Skyrocketing premiums and high deductibles have taken a big bite out of farm family budgets, but a new report by Farm Futures explains how some of those families are fighting back.

While there is currently no blanket solution for hemorrhaging health care costs, some farm families are finding ways to improve their situation, reports Farm Futures policy editor Jacqui Fatka. Read the full article, “Bleeding out: Is there a cure for high health care costs?” now available on and in the April 2018 issue of Farm Futures.

For Minnesota farmer Matt Krueger, the answer is in a new cooperative that helps farm families lower deductibles and obtain broader coverage, such as vision and dental. Meanwhile Washington farmer Brad Haberman captures $400/month in premium savings with an association plan orchestrated by the Washington Farm Bureau. The Department of Labor is working to tweak the current health care mandate to allow for greater association participation.

The Minnesota-based 40 Square Cooperative and Washington Farm Bureau programs could be replicated in other states, reports Fatka. Skyrocketing premiums have many states looking to these pilots as an opportunity to provide a lifeline to farmers hit with double digit percent insurance cost increases each year.

Costs rising fast

In Farm Futures’ most recent nationwide survey, some 16.1% of farmers say their health insurance premiums were expected to shoot up 20% or more in 2018 than compared to 2017. Another 16.7% say they expected premiums to rise 11% to 20%, while another 26.5% say premiums would rise 5% to 10% in 2018.

According to the survey, the average 56-64 year-old farmer paid nearly $14,000 for family health care (insurance premiums, deductibles, co-payments and other out-of-pocket expenses) in 2017.

“Farmers told us the problem was not just higher premiums; it was fewer choices,” says Fatka, who interviewed 10 sources as she researched the issue. “Although some farmers are finding solutions, this is still a problem weighing down on the farm family budget. To rural areas, the problems of Obamacare are only magnified. But Congress hasn’t decided to solve the issues.”
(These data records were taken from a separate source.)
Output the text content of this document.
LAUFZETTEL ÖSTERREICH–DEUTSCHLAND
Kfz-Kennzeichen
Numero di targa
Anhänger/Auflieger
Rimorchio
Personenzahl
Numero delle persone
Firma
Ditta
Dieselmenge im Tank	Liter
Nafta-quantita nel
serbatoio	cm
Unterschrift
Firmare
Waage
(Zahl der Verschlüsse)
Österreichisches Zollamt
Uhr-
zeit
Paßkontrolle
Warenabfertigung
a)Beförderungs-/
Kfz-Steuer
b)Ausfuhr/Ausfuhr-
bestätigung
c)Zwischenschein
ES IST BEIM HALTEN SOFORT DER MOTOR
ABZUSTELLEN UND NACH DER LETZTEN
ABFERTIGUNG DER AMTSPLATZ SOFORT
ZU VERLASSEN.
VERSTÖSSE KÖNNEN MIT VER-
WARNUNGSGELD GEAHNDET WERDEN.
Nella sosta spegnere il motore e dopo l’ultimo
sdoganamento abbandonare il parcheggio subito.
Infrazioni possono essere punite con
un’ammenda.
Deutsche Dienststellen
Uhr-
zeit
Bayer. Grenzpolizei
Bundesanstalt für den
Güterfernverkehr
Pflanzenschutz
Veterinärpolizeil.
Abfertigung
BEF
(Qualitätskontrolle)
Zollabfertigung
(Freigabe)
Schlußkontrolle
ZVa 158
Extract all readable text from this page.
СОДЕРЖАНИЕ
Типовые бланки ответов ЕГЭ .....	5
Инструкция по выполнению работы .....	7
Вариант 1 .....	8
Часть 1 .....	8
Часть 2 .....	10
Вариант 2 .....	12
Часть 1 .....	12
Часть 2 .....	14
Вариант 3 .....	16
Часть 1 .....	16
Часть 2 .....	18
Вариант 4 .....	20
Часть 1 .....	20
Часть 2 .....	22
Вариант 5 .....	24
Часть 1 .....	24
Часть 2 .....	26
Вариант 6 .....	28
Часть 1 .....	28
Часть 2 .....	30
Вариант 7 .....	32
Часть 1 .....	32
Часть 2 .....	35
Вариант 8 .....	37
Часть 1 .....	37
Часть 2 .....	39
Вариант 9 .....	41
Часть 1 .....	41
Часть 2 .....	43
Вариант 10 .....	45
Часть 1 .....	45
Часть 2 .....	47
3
Additional highlights from the Farm Futures survey:

  • Some 46% of respondents said they would be interested in buying health insurance through a pool offered by a commodity group or other association. Among those ages 35 and under, the number rose to 64%.
  • When asked how the Affordable Care Act affected their health insurance, 68.1% said premiums went up, while 15.6% said their policy was cancelled by their insurer. One respondent said they were “forced into insurance policy that did not include my local doctor and hospital.” Said another: “The deductibles skyrocketed. (I) no longer have an HSA, I lost my doctors and now need referrals. Premiums and deductibles are now $50,000 a year; simply a mess that I can’t afford.”
  • One fifth said they rely on a spouse’s off-farm job for health insurance; another 10% said they had their own off-farm job with health benefits.
  • About 57% of the farmers surveyed said they had employees; on average, the farm owners covered 91% of employee health care costs.
  • A fourth of those surveyed had Medicare/Medicaid/VA/Military coverage, while 19% had a high deductible policy with no health savings account; 15% had PPO or traditional fee for service policy, while 13% relied on a health savings account. Another 8% of respondents had an HMO, while 3% listed no health insurance coverage at all.